A recent reward was “Billiards Is a Good Game” (Summer/75), a faculty-giant perfecta, with English professor and A River Runs Through It author Norman Maclean, PhD’40, profiling physics professor and UChicago’s first Nobelist, Albert Abraham Michelson. As a grad student Maclean would watch the enigmatic physicist play billiards alone after lunch each day at the Quad Club. In Michelson’s masterful game, his painting, and his music, Maclean found a key to his genius. It’s a wonderful long read, available at mag.uchicago.edu/science-medicine/billiards-good-game.

Time heals all wounds, so we can read the harshest reader letters with equanimity now—with admiration, even, for those who wielded the sharpest rapiers. I goggled, then grinned, at a letter from David M. Kinsler, SB’37, AM’39 (Spring/83). “You’ve had some sad issues before,” he slashed, “but this issue drives me to action. It is so very amateurish.”

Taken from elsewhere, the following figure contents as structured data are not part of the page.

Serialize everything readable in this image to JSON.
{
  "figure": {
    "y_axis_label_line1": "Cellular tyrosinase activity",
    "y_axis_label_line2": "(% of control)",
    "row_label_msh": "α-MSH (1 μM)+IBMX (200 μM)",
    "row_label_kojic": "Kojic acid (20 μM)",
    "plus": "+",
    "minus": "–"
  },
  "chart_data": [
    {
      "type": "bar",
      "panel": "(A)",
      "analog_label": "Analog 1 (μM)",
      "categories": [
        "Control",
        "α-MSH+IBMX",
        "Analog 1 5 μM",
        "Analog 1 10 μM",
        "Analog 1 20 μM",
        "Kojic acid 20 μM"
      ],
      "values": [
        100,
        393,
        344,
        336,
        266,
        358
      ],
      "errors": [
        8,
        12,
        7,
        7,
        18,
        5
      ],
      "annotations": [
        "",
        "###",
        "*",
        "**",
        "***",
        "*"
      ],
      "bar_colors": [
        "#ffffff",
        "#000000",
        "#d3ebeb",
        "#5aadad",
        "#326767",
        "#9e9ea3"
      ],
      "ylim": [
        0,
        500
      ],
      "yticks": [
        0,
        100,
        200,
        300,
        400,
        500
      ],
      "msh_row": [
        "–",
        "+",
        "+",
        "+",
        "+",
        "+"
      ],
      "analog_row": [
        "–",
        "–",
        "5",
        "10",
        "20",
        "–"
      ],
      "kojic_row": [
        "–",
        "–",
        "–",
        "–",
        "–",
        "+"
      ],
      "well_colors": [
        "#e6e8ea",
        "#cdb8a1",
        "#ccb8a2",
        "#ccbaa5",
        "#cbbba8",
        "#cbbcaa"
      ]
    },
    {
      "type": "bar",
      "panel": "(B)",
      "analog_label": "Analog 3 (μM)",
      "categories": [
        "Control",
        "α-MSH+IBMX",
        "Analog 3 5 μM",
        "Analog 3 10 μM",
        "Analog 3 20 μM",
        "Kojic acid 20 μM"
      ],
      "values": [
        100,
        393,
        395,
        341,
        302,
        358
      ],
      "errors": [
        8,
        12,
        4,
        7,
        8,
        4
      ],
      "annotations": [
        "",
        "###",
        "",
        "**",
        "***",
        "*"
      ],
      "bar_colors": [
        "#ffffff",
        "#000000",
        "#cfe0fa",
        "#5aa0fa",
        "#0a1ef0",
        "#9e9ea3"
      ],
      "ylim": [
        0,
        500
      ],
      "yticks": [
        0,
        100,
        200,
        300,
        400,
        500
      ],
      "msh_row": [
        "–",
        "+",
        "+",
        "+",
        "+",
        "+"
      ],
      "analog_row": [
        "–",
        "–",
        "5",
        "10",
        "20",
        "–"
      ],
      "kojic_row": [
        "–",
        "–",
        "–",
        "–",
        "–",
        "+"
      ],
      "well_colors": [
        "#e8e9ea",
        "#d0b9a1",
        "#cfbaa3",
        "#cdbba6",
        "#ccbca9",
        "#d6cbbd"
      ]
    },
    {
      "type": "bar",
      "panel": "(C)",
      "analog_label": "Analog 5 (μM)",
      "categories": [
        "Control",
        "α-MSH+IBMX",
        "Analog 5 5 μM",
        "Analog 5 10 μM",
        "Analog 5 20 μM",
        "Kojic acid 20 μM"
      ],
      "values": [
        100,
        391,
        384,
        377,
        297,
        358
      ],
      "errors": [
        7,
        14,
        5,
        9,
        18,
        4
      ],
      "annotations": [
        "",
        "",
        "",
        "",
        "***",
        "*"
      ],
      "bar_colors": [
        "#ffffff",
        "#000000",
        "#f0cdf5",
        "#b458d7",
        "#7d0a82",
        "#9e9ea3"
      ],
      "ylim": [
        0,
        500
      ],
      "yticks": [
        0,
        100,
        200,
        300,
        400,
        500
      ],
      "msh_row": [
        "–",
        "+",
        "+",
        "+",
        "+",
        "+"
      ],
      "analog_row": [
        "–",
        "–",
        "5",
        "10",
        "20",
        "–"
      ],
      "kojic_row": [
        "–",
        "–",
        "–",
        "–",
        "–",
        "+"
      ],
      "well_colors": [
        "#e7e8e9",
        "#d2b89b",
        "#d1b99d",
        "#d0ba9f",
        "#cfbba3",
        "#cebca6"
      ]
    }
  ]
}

He wasn’t finished: “I have always been amazed at the doggedness of the book and dismayed by its feeble content and wretched looks.” Kinsler, who had worked in trade magazines, offered his help. Whether it was accepted, we don’t know.

Also in that issue, the Magazine reported a major fundraising effort, the Campaign for the Arts and Sciences, leading up to the University’s centennial. “We mean to go beyond business as usual,” said then-president Hanna Holborn Gray, “and to recreate the University and its role for the future.”

If this issue came to your mailbox, you also received Ensuring an Eminent Future, the inaugural issue of an annual publication that will appear each November during the University of Chicago Campaign: Inquiry and Impact, publicly launched in October.

In the annual you’ll find University trustee David Brooks, AB’83, interviewing President Robert J. Zimmer about the University’s values and priorities. You can also read in depth about students across campus who have benefited from ambitious investments in financial aid, new opportunities and resources to drive innovation at UChicago, and the UChicago Medicine’s researchers and physicians who are tackling one of the world’s most common diseases, diabetes.

As the campaign and its impact build, you’ll find much more in these pages about how it is transforming UChicago’s future.

A new face

In October we welcomed Helen Gregg, AB’09, as the Magazine’s new alumni news editor. Helen, who has worked for Becker’s Hospital Review and Gotham Books, takes over the Peer Review section. Arriving days before deadline, she jumped in with both feet and wrote Lite of the Mind. We are very happy she’s here.